Giuseppe Pennuto

La Corte costituzionale, con sentenza 113/2015, ha dichiarato illegittimo l’articolo 45, comma 6, del decreto legislativo 285/1992 nella parte in cui non prevedeva che tutte le apparecchiature impiegate nell’accertamento della violazione dei limiti di velocità dovessero esser sottoposte a verifiche periodiche, e ciò sia con riferimento a sistemi a funzionamento automatico e con tecniche di autodiagnosi, che con riguardo agli apparecchi utilizzati con la presenza di operatori.

La mancanza di tali verifiche, infatti, è suscettibile di pregiudicare l’affidabilità dei dispositivi elettronici di rilevamento della velocità a prescindere dalle modalità di impiego, poiché qualsiasi strumento di misura, specie se elettronico, e gli stessi sistemi di autodiagnosi sono soggetti a variazioni delle loro caratteristiche e quindi a variazioni dei valori misurati, dovute ad invecchiamento delle componenti e ad eventi accidentali capaci di comprometterne l’affidabilità.

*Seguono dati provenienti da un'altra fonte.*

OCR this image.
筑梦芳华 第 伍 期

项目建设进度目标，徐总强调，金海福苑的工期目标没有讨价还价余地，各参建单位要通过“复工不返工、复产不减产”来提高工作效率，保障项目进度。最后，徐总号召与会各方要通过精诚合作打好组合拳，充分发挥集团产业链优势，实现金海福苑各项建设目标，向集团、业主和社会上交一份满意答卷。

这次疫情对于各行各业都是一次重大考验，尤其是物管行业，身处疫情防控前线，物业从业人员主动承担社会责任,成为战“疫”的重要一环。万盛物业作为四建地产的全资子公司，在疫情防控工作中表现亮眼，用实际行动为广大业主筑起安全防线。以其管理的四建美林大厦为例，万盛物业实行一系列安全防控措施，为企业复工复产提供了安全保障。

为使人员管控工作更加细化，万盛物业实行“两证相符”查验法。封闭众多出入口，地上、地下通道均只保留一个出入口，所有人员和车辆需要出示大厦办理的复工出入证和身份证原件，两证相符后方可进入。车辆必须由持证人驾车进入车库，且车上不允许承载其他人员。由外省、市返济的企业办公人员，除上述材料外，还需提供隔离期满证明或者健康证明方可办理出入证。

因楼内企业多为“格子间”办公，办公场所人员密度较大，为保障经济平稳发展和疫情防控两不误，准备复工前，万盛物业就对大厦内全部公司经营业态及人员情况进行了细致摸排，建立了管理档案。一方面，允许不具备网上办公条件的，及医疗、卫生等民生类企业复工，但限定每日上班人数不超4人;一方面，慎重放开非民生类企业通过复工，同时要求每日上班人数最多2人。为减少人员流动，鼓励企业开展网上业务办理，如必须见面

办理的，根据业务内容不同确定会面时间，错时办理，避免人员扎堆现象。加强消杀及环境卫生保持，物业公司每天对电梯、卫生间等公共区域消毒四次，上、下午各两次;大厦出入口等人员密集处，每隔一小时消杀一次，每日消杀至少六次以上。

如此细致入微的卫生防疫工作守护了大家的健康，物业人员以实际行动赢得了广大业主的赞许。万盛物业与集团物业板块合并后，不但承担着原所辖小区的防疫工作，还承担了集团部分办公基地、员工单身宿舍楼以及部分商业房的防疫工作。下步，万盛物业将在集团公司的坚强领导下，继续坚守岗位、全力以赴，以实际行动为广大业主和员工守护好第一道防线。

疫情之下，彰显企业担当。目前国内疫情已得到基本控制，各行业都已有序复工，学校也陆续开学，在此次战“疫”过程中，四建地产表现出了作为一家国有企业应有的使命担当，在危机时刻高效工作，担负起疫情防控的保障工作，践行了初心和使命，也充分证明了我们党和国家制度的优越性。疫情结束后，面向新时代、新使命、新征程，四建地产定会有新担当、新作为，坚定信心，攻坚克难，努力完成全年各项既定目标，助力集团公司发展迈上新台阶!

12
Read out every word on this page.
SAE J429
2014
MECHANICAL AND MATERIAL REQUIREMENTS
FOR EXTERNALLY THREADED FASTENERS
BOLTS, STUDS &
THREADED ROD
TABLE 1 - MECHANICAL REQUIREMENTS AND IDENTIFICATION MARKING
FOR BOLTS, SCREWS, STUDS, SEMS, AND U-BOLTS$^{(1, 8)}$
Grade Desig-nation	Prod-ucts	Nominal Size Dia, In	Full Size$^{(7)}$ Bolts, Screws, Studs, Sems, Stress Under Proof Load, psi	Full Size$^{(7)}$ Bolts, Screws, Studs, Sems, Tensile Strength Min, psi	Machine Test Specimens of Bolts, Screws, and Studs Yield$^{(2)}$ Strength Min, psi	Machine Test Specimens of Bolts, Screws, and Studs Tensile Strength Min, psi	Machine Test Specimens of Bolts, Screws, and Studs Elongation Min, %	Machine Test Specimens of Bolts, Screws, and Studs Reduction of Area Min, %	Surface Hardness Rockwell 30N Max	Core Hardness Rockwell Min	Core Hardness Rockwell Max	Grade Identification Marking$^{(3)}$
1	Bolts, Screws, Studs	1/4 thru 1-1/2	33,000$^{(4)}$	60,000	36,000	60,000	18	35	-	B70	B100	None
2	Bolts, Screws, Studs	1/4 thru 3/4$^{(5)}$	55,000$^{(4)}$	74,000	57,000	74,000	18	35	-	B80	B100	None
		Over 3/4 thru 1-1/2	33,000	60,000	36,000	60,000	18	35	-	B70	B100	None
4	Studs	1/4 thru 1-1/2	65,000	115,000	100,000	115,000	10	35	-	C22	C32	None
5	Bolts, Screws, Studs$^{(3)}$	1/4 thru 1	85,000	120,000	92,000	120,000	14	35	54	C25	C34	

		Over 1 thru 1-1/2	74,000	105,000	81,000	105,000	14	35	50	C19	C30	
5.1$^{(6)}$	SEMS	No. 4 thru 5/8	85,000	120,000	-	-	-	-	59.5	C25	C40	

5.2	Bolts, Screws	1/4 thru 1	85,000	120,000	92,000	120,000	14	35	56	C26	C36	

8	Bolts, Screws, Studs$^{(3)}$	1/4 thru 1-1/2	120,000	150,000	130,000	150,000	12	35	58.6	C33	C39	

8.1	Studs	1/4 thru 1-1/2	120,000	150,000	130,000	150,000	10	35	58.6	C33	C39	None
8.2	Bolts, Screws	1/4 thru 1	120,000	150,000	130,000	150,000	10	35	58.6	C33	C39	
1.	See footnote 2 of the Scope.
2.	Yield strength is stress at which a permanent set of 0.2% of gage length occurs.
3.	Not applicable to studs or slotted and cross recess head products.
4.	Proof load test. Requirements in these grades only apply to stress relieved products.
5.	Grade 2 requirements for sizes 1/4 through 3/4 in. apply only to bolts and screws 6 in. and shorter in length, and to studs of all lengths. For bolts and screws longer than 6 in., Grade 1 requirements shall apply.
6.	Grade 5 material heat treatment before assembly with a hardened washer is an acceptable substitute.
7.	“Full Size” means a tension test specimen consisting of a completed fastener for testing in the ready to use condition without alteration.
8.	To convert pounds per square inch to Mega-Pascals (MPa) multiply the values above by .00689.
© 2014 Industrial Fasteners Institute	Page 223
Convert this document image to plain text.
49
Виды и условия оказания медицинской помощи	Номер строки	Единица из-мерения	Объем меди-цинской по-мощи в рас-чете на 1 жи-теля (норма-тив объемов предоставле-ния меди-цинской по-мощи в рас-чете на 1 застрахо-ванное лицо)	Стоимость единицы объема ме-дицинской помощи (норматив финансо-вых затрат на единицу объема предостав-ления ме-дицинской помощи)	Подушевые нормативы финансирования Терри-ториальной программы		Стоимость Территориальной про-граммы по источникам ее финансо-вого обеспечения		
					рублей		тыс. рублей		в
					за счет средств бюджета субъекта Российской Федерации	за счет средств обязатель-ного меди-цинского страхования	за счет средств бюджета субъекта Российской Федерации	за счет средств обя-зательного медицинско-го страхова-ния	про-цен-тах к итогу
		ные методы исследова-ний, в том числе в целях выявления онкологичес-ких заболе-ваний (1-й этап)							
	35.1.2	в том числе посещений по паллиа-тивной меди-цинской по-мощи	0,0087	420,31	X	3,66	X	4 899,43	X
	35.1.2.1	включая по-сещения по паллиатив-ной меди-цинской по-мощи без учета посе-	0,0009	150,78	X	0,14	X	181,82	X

Diverso il discorso posto dal nostro lettore, secondo il quale per la validità della sanzione amministrativa derivata dalla violazione dei limiti di velocità rilevata con autovelox, bisognerebbe necessariamente includere nel verbale l’indicazione degli estremi del certificato di taratura periodica.

Secondo i giudici della Corte di cassazione (ordinanza 17574/2021) l’indicazione degli estremi del certificato di taratura periodica non è funzionale alla prova dell’effettuazione della taratura stessa: la certificazione, infatti, deve essere fornita, a richiesta dell’interessato, dalla Pubblica Amministrazione che ha disposto l’installazione dell’autovelox.